The thought of introducing myself quickly died. She clearly was sitting and chatting with the anti-masking crowd. They and others had come to the meeting to ban books including Jesus Land from our school’s libraries. I was shocked and very annoyed. When did anti-maskers turn into book banners? One day Mom’s for Liberty is talking about complete bodily autonomy and the next they want to restrict what children are reading. It wasn’t just Moms for Liberty, it was also a group who called themselves the Pavement Project. Many seemed to already know each other well from a neighborhood church. Most were elderly and clearly didn’t have kids in the school system.

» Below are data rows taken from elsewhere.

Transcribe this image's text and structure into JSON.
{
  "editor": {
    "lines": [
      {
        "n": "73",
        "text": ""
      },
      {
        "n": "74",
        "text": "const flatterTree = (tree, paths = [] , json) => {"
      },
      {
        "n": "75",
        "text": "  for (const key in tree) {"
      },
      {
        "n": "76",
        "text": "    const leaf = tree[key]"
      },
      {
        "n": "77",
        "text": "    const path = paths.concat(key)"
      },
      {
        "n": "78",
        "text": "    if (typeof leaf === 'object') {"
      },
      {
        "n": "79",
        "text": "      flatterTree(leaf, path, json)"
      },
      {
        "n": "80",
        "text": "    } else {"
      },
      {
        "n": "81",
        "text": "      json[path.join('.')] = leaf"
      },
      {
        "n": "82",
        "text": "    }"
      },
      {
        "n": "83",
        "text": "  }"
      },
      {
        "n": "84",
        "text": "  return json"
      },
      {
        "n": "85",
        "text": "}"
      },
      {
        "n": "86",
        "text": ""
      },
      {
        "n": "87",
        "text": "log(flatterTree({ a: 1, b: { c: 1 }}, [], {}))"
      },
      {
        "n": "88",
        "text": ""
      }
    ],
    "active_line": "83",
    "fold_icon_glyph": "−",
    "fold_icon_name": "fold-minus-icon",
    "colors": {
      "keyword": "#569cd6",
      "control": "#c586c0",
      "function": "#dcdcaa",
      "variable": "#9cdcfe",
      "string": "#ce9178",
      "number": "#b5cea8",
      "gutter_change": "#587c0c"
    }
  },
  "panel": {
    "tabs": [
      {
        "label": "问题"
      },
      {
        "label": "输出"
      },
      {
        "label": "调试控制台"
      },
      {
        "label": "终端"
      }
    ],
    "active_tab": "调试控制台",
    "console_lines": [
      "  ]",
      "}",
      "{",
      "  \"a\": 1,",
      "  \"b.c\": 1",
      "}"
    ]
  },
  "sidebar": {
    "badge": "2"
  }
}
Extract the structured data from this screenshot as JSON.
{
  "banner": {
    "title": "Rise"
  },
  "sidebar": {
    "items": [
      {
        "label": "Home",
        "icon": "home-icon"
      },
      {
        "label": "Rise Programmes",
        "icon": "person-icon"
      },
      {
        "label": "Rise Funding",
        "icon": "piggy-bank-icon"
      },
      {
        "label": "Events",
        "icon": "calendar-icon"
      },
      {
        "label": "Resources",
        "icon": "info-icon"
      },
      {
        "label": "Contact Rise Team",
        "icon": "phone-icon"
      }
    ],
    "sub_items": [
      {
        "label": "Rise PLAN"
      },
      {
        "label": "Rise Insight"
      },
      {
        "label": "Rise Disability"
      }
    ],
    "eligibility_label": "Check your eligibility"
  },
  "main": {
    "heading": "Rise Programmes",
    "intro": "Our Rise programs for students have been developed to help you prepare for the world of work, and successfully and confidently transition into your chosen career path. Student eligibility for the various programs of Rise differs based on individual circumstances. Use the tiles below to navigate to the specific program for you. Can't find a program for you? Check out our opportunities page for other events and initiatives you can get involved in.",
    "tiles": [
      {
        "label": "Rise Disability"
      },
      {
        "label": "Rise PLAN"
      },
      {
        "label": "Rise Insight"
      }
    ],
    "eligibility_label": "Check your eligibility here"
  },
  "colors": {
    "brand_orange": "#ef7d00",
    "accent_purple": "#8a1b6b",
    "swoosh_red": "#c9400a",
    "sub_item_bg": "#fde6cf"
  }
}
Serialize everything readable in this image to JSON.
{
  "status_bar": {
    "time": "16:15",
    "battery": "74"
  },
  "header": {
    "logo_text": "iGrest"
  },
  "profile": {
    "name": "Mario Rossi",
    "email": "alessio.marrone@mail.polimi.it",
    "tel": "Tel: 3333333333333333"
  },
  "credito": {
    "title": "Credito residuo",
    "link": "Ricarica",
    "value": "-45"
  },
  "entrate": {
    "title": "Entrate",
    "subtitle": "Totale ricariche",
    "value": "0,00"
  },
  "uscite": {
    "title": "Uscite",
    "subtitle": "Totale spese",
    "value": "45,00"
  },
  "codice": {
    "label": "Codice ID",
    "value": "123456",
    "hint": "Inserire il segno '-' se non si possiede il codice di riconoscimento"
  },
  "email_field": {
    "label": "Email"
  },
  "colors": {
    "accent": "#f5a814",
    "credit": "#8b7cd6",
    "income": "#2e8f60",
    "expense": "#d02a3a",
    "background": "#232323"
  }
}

I had entered a culture war that I didn’t really sign up to join. However, it was clear that there was a side not only dedicated to restrict, censor and ban books in our public school libraries, but also use their platform for hate. They tried to scare folks that there was something deeply depraved lurking in our schools. In Wake County, they used public comment at our school board to promote their hatred of Trans kids, our LGBTQ+ community with thinly veiled racist dog whistles as well. Of course sometimes the veil came off and we heard rants about divisive material and CRT. I didn’t have a choice in this new war. Silence was not an option.
The book banners are still using public comment at school boards, but their voices ring hollow here in Wake County for many reasons. First and foremost, parents have and have always had the right to control what their child reads. If you as a parent object to a book being used in an English Language Arts class, it’s a simple conversation with the teacher. Next, the vitriol, yelling and proselytizing at the school board just made those banning books seem unhinged. Finally, when in the history of mankind has book banning ever been a sign of a democratic society? One of the main reasons I hate this culture war so much is that it just feels ridiculous in my lifetime to talk about book bans.
The war isn’t over, just the battle is now at the state and federal level too. We’ve seen lawmakers do a simple search and replace in bills once called anti-CRT and now are anti-DEI. They’re hoping you don’t know the difference because it feels like they don’t either. North Carolina had a parents bill of rights in the last legislative session. In order to get it to pass, lawmakers stripped some of its extreme book ban policies out of the bill. Well, they’ve now bundled that into a new bill and are reintroducing it calling it House Bill 636 Promoting Wholesome Content for Students.
The bill would set up a committee to review all books, current and future. Just going through all the books is going to take time that our educators don’t have to spend. It would also require that materials not include any depiction of sexual activity and the bill uses the vague term “pervasively vulgar”. There is also a mechanism for parents to sue the school. We’ve seen this happen in other states and it absolutely is censorship with the purpose of erasing LGBTQ+ lived experiences from the shelves of our libraries and using that as a gateway to erasing others as well.
Many will tell you, it was never about the books. They say there are deeper forces at play. They include the destruction and privatization of our public schools, Christian Nationalism and the breakdown of the separation between church and state. Perhaps folk will mention the broader authoritarian ideals at play. However, none of that really matters to many of us with kids in public schools. We must fight the bills in front of us. I just hope you feel as I do, silence is not an option.